Availability is another issue. There was a fall in the percentage of parents with children aged 0 to 4 years who felt that the number of local childcare places was ‘about right’, from 46% in 2021 to 41% in 2022.  There was also an increase in the percentage of parents of children aged 0 to 4 years old who felt there were not enough childcare places, up from 28% in 2021 to 34% in 2022.  There was a similar increase in the percentage of parents with children aged 0 to 14 years who had problems finding flexible childcare.  A quarter (25%) of parents of children aged 0 to 14 years reported problems with finding childcare flexible enough to meet their needs, a rise from 21% in 2021.

Nevertheless, more mums are working, up 10% from 2010, and more mums are now working full time. In 2010, 25% of all mothers were working full time, but by 2022 this had almost doubled to 41%.  In 2010, 38% of mothers were working part time, but by 2022 this had decreased to 32%.

However, there was a decrease in the percentage of working mothers who reported that having reliable childcare helped them go to work.  In 2022, 38% of working mothers of 0 to 14 year olds said that having reliable childcare helped them go to work, a decrease from 42% in 2021. So what are they doing? Many seem to be relying on relatives. 62% of parents of pre-school children said they had relatives to help with childcare. Just eight per cent of working mothers said the 30 ‘free’ hours for three and four year olds helped the work, with that number only rising to 36% for those with children of that age.

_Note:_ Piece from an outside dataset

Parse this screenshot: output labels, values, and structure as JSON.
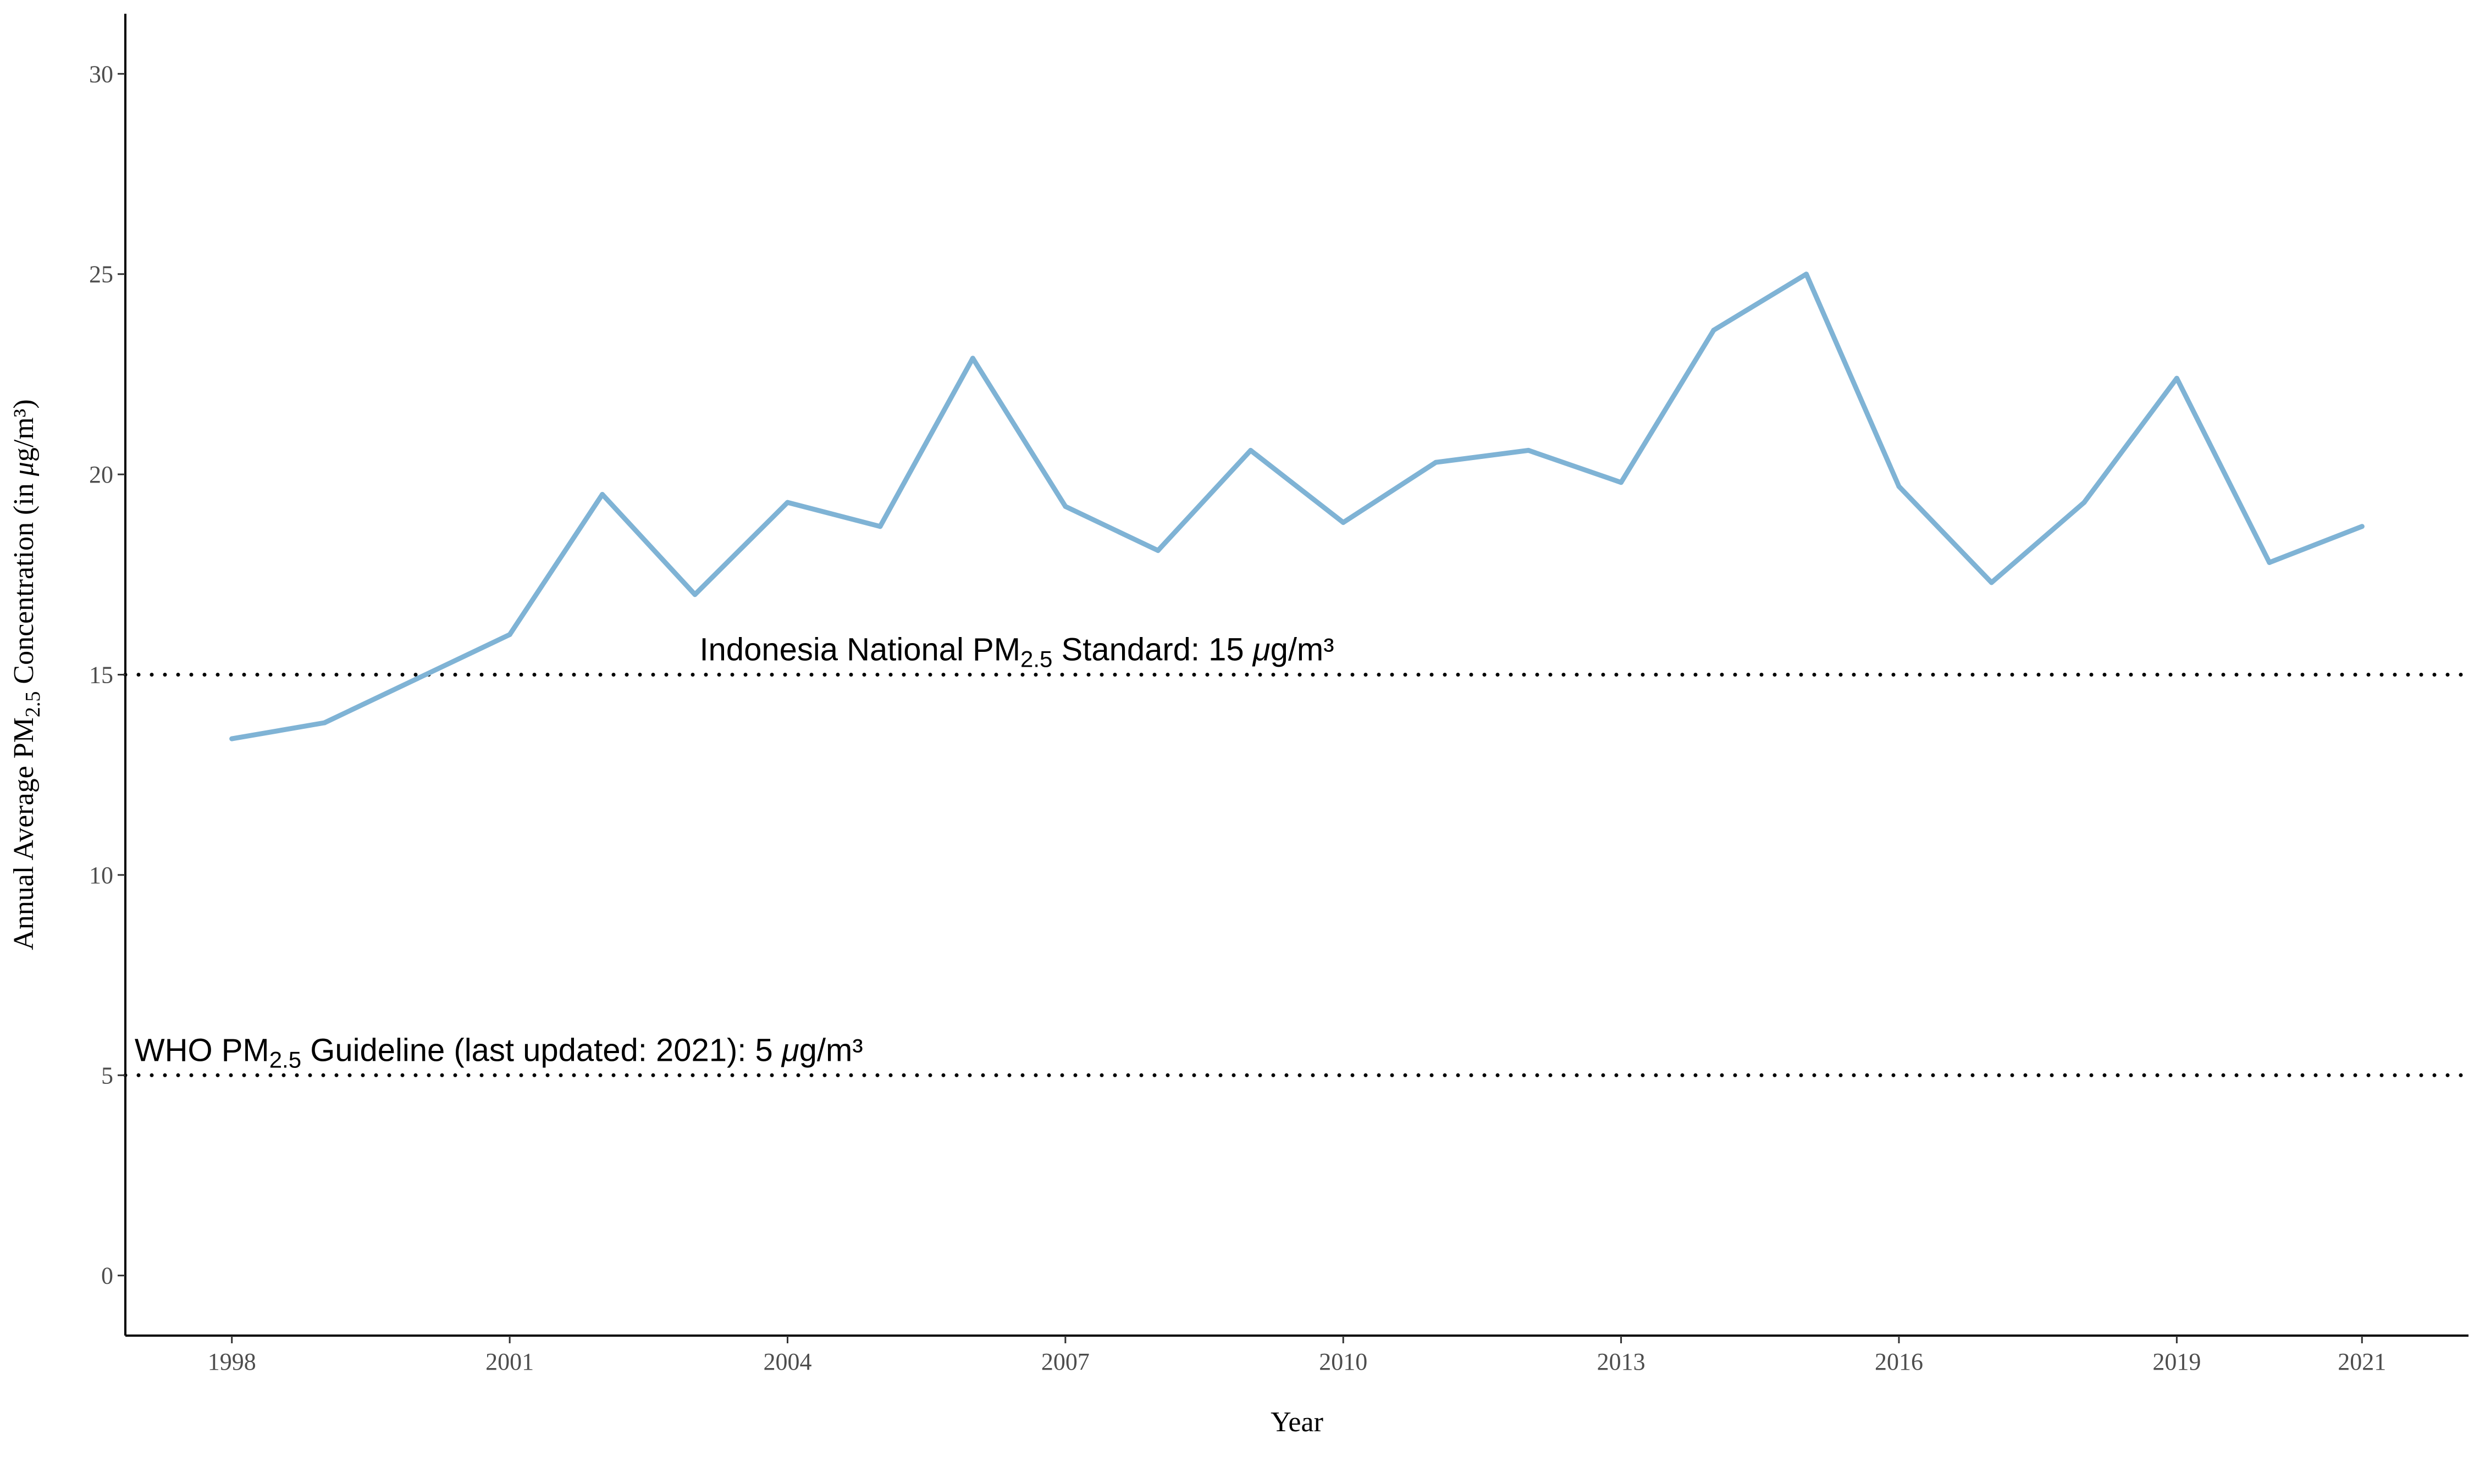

The number of mums who work part time who said they would move full time work if there were on barriers fell from 17% in 2021 to 12% in 2022. Just under half (49%) of non-working mothers said that if they could arrange good quality childcare that was convenient, reliable and affordable, they would prefer to go out to work.

Neil Leitch, CEO of the Early Years Alliance, said: “Today’s survey results show exactly what happens when you leave a sector underfunded and inadequately supported.

“Not only are almost a third of families with pre-school aged children struggling with early years costs, but 34% said there were not enough childcare and early years places. We know that nurseries, pre-schools and childminders doing all they can to both keep costs down for parents and provide flexible places, but when faced with years of underfunding and an ever-worsening recruitment and retention crisis, it is fast becoming an impossible task.

“What’s more, the fact only 60% of mothers with children under four said having reliable childcare helped them to work is deeply concerning, especially when considering the upcoming expansion of the 30-hour-offer. If the system is not working now, adding more hours while continuing to underfund providers is clearly only going to make the situation much worse.”